Aintree University Hospital (colloquially known as Fazakerley Hospital) is a National Health Service hospital in Fazakerley, Liverpool. It is part of NHS University Hospitals of Liverpool Group.

==History==
In 1898 Liverpool Corporation acquired land from the Harbreck estate with which to build a hospital. The hospital, initially known as the "City Hospital North, Fazakerley, for Infectious Diseases" opened in 1906. During the First World War, the building was requisitioned by the War Office to create the 1st Western General Hospital, a facility for the Royal Army Medical Corps to treat military casualties.
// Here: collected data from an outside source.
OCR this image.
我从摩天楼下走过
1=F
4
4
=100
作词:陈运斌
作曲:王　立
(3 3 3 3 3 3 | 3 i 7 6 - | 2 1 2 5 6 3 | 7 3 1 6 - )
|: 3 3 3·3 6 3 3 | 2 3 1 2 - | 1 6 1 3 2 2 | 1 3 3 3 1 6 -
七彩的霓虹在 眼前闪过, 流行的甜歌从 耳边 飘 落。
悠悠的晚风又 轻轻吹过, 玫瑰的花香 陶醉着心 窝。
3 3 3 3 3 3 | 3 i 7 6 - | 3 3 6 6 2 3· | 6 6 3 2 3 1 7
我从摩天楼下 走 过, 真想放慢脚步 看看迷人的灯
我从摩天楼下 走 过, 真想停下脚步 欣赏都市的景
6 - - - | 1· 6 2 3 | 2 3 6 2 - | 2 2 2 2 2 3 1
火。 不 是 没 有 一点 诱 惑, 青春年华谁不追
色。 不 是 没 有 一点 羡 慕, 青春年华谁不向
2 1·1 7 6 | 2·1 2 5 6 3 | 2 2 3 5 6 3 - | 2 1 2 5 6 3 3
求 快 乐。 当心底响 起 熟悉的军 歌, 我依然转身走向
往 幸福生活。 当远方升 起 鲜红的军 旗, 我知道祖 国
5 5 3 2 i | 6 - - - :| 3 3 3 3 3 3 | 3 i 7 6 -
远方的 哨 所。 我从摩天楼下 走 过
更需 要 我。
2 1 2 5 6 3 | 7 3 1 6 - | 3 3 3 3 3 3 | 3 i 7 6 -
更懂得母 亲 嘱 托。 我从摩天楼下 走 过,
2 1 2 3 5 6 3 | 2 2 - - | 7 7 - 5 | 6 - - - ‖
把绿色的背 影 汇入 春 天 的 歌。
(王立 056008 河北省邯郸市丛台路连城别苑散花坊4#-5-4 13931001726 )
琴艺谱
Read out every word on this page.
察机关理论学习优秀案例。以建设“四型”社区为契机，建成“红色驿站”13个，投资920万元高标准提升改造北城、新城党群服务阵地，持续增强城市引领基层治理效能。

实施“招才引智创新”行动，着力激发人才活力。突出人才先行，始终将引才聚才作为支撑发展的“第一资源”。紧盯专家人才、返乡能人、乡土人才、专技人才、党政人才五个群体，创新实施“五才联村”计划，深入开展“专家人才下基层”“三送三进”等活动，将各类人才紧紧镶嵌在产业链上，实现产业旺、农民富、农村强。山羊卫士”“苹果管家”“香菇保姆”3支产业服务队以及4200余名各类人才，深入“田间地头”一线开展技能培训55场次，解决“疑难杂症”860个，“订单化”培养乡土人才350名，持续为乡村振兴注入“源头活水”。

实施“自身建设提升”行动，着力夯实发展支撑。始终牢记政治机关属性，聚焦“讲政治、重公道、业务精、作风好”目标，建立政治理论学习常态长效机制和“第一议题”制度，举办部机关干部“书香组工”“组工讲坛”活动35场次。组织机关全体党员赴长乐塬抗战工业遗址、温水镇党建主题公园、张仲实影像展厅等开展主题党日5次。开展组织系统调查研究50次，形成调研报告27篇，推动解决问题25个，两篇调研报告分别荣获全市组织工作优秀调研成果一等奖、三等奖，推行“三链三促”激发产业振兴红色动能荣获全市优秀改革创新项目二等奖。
In 1920 the "Fazakerley Sanatorium" was opened on the hospital site, with 245 beds for tuberculoisis patients. It became the "Fazakerley Infectious Hospital" in 1947 and, after joining the National Health Service in 1948, became the Fazakerley Hospital in 1968. The maternity unit was completed in 1969 and, after a major-rebuilding programme, the hospital reopened as the "Fazakerley District General Hospital" in 1974. It became the "University Hospital Aintree" in 1999.

In July 2016 the hospital, together with the Walton Centre, became the single receiving site for major trauma patients in Merseyside. An expanded urgent care and trauma centre was officially opened by the Duke of Cambridge in September 2017.